Чичиков постарался объяснить, что его соболезнование совсем не такого рода, как капитанское, и что он не пустыми словами, а делом готов доказать его, и, не откладывая дела далее, без всяких обиняков, тут же изъявил готовность принять на себя обязанность платить подати за всех крестьян, умерших такими несчастными случаями.

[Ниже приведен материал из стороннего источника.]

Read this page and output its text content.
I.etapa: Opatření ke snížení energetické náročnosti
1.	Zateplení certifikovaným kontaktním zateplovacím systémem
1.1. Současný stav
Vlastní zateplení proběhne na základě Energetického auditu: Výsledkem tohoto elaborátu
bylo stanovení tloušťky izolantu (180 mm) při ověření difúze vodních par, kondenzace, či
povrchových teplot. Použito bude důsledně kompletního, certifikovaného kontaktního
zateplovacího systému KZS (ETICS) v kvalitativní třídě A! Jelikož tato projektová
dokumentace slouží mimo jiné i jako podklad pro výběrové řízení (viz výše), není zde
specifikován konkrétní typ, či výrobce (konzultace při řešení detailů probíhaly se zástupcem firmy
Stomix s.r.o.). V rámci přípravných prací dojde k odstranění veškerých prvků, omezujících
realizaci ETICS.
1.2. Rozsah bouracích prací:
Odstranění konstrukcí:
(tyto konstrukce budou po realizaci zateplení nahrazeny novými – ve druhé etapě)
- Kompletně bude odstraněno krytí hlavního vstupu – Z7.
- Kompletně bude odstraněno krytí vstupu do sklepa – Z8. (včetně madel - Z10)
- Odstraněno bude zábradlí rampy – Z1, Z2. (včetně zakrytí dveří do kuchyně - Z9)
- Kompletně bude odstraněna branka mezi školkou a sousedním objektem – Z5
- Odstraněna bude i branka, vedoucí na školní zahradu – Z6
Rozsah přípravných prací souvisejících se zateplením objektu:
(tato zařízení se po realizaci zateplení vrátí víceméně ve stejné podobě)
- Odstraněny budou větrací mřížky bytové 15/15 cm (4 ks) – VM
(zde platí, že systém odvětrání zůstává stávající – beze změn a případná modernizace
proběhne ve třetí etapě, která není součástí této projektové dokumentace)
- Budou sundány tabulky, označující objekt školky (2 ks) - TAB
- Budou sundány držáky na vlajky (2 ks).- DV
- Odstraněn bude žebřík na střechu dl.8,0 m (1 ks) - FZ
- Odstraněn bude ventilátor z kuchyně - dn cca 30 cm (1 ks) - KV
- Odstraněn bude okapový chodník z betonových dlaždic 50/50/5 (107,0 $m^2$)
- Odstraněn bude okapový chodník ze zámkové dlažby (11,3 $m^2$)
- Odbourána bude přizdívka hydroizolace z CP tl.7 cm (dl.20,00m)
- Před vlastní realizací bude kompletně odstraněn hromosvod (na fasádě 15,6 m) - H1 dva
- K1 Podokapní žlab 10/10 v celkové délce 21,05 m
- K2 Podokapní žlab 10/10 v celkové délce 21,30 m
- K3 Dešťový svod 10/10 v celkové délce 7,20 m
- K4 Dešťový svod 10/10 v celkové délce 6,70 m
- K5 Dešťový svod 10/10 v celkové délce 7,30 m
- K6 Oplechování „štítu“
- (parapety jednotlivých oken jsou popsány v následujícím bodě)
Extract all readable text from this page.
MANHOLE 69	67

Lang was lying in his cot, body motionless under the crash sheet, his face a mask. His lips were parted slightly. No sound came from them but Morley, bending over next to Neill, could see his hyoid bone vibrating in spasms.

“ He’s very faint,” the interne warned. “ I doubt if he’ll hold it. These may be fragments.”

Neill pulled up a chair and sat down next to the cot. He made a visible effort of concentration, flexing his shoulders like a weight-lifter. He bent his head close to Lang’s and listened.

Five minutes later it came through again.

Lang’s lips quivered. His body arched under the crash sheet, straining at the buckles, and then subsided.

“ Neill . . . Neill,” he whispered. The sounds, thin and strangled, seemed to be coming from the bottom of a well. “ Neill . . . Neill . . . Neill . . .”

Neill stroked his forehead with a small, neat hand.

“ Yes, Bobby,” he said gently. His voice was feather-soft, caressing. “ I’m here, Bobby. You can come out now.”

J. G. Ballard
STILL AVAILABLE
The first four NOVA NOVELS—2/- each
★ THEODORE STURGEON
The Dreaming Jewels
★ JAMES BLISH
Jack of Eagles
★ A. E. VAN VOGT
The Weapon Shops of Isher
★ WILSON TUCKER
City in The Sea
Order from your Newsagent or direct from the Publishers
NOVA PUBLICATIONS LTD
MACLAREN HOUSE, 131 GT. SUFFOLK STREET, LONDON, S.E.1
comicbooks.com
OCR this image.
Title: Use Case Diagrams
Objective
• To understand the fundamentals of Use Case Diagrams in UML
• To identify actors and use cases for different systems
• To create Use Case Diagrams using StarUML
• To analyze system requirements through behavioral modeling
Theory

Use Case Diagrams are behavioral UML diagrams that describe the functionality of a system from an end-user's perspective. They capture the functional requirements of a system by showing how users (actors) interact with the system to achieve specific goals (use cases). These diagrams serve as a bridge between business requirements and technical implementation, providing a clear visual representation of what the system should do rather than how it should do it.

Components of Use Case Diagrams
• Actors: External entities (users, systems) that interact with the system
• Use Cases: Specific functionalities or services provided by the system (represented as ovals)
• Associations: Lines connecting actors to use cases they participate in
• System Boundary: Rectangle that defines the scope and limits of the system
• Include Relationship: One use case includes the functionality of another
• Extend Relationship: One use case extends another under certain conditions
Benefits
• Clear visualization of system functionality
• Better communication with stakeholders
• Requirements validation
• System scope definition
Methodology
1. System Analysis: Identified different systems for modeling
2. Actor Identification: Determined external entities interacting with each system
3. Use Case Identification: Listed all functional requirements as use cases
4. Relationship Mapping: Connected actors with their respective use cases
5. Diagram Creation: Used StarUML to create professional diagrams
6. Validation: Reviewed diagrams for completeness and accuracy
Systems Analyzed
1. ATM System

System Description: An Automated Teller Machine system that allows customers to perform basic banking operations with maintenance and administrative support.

Предложение, казалось, совершенно изумило Плюшкина. Он вытаращил глаза, долго смотрел на него и наконец спросил: «Да вы, батюшка, не служили ли в военной службе?»
«Нет», отвечал Чичиков довольно лукаво: «служил по статской».
«По статской?» повторил Плюшкин и стал жевать губами, как будто что-нибудь кушал. «Да ведь как же? Ведь это вам-то самим в убыток?»
«Для удовольствия вашего готов и на убыток».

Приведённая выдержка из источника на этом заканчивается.